Dans la maison de Jean, un très vieil escalier
S’échine vaillamment à monter et descendre
Depuis cent cinquante ans. Fait d’un pin un peu tendre,
Il a été foulé par des milliers de pieds
Et en garde la marque incrustée dans son bois.
Un escalier tournant, dit « en colimaçon »,
Qui tournicote ainsi dans la vieille maison
Sans jamais s’arrêter, jusqu’en dessous du toit.
Vous allez m’avancer ( je vous entends déjà !)
Que, non, ce n’est pas lui qui se fatigue ainsi,
Que c’est Jean et les siens ! N’oubliez pas ceci :
Dans les vieilles maisons comme ce très vieux mas,
L’on entend tout craquer : meubles, sol et plancher ;
Tout comme l’escalier qu’on oblige à subir
Ces millions de pas ; qui souffre, sans mentir,
Tout comme s’il montait, descendait, remontait…

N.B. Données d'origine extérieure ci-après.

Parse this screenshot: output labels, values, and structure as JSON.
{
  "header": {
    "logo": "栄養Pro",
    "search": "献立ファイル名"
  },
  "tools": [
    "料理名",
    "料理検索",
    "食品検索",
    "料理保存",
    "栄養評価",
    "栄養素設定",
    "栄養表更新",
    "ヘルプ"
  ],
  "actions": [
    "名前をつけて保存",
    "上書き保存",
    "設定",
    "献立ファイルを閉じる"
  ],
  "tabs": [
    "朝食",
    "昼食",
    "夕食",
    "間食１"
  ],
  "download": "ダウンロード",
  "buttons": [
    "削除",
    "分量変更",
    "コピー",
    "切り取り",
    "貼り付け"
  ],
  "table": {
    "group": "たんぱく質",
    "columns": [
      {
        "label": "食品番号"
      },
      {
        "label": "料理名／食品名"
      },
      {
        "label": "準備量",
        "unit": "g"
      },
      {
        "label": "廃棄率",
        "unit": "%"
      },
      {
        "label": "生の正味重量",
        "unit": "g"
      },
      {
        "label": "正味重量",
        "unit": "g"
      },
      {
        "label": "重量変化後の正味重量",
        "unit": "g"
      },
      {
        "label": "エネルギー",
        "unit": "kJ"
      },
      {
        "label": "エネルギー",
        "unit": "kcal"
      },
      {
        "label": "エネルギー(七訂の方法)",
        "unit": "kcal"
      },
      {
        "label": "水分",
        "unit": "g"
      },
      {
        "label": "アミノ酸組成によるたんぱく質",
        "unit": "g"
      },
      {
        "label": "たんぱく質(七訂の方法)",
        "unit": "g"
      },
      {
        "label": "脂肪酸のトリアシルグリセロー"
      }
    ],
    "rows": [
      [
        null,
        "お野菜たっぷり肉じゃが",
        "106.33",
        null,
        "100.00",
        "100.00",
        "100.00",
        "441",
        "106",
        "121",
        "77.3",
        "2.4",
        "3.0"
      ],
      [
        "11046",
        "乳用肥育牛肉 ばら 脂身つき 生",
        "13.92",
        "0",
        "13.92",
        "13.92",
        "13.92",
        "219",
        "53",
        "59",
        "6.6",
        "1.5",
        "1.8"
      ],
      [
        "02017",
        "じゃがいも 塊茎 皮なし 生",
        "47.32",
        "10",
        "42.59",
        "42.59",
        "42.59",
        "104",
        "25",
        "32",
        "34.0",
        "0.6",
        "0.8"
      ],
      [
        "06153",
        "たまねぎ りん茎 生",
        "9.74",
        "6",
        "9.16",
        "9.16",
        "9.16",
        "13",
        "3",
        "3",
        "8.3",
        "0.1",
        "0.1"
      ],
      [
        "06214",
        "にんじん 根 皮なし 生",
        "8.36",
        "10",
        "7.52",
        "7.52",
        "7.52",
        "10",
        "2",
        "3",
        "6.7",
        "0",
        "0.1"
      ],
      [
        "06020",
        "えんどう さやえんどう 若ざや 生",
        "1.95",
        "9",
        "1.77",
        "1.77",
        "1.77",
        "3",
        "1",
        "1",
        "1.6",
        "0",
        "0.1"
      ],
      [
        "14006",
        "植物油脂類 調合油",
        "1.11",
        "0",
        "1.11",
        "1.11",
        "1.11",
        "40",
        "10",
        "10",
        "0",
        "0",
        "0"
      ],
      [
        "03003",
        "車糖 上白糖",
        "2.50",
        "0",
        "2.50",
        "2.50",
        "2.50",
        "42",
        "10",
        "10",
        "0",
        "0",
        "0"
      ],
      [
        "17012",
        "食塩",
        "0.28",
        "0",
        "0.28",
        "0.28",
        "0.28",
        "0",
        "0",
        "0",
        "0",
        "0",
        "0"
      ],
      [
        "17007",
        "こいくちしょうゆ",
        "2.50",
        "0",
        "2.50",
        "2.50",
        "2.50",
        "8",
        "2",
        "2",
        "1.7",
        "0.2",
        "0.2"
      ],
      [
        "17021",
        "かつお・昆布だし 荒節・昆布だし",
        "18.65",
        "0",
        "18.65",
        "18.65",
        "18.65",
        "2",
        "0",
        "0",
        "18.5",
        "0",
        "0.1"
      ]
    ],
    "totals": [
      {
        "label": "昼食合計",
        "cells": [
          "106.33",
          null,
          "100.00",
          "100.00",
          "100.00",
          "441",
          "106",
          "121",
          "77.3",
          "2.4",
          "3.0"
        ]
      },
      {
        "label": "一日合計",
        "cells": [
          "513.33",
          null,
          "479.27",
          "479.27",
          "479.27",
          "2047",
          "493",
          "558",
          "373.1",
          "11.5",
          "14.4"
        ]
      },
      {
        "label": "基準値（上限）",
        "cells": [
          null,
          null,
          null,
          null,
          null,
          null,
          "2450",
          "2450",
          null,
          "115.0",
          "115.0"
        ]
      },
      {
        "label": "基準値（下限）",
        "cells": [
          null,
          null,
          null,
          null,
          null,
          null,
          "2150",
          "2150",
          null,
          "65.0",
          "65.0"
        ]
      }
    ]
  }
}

Car tout a bien une âme, et Jean s’en aperçut
Un soir du mois de juin. L’air était si cuisant
Sous le vieux toit bancal qu’il ouvrit largement,
Pour pouvoir respirer, la lucarne au-dessus
De l’escalier ravi, qui lors en profita
Pour se carapater et filer vers le ciel,
Y rejoignant enfin un très bel arc-en-ciel
L’attendant patiemment depuis plus de deux mois.
Bien que remis de tout, Jean se mit à crier.
Il fallut le treuiller, puisqu’il était en haut,
Jusqu’au rez-de-chaussée. Il en resta idiot
Sans pouvoir dire un mot pendant des jours entiers.